L’anecdote historique figure en bonne place dans l’ouvrage de Kristen Ghodsee, autrice et professeure à l’université de Pennsylvanie, Pourquoi les femmes ont une meilleure vie sexuelle sous le socialisme (Lux Editeur, 2020), qui sortira en format poche le 1er mars prochain. Sous-titre: Plaidoyer pour l’indépendance économique. Qui ne serait pas seulement bénéfique en matière de pouvoir d’achat, de sécurité financière et de liberté de choix. Mais aussi sous les draps.

«Le capitalisme est mauvais pour les femmes, et celles-ci ont tout intérêt à ce que nous reprenions certaines idées du socialisme [qui], oui, contribue à une sexualité plus épanouie», écrit-elle ; prenant bien soin d’énumérer les méfaits historiques du socialisme, souvent cruel à l’égard des camarades féminines (interdiction de l’avortement, répression de l’homosexualité, tabou en matière de violences sexuelles, non- répartition des tâches ménagères…). Mais qui avait le mérite de les mettre, financièrement, sur un pied d’égalité avec les hommes.

Pour Kristen Ghodsee, ça change tout, y compris au lit. Car cela permet le «découplage entre, d’un côté, l’amour et l’intimité, et de l’autre, les considérations économiques. […] Les femmes n’ont plus besoin d’entretenir des relations abusives, insatisfaisantes ou autrement nocives.» De la prostitution au mariage avec «un bon parti» (comprendre: un type qui gagne assez pour entretenir madame), en passant par les coucheries tout à fait dispensables mais acceptées «parce qu’il avait payé le resto».

En d’autres termes: «Plus elles ont de possibilités de gagner de l’argent, moins elles ont besoin de vendre leur sexe, et plus elles sont susceptibles d’avoir des relations sexuelles pour le plaisir», et, par conséquent, de choisir un partenaire parce qu’elles le veulent, non parce qu’elles le doivent. Et ainsi coucher par envie, non plus par contrainte. Ce qui devrait ravir leurs partenaires. Hélas! Ceux-ci s’en retrouvent tout perturbés, nostalgiques, voire aigris. Car en d’autres termes encore: quand ces dames «gagnent elles-mêmes leur vie dans des sociétés où l’Etat favorise leur indépendance, le prince charmant devient nettement moins attirant».

Ouais, le gars qui débarque avec son gros bolide (et qui se sent obligé de se photographier dedans), belle montre au poignet, lunettes de soleil siglées, autant de signes semblant hurler «Choisis-moi, j’ai du fric!». Les «techniques de séduction du mâle alpha», dixit Kristen Ghodsee.
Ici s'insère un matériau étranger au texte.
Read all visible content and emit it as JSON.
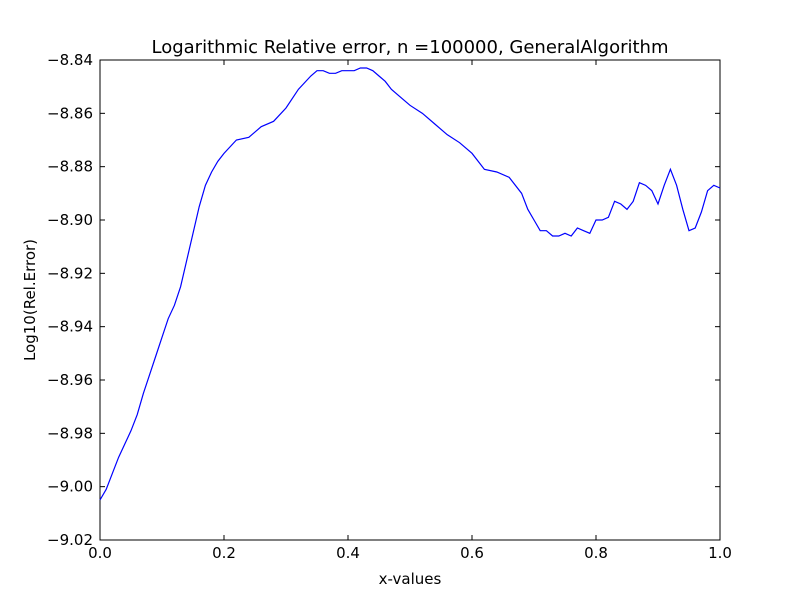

Celui-ci se retrouve alors fort dépourvu, une fois l’égalité financière advenue. Dépossédé de son pouvoir économique, tel un roi désormais nu, devant tabler sur d’autres attributs, non plus liés à ses avoirs, mais à sa personnalité. Bref, contraint de devenir «intéressant». Ce qui n’est clairement pas donné à tout le monde.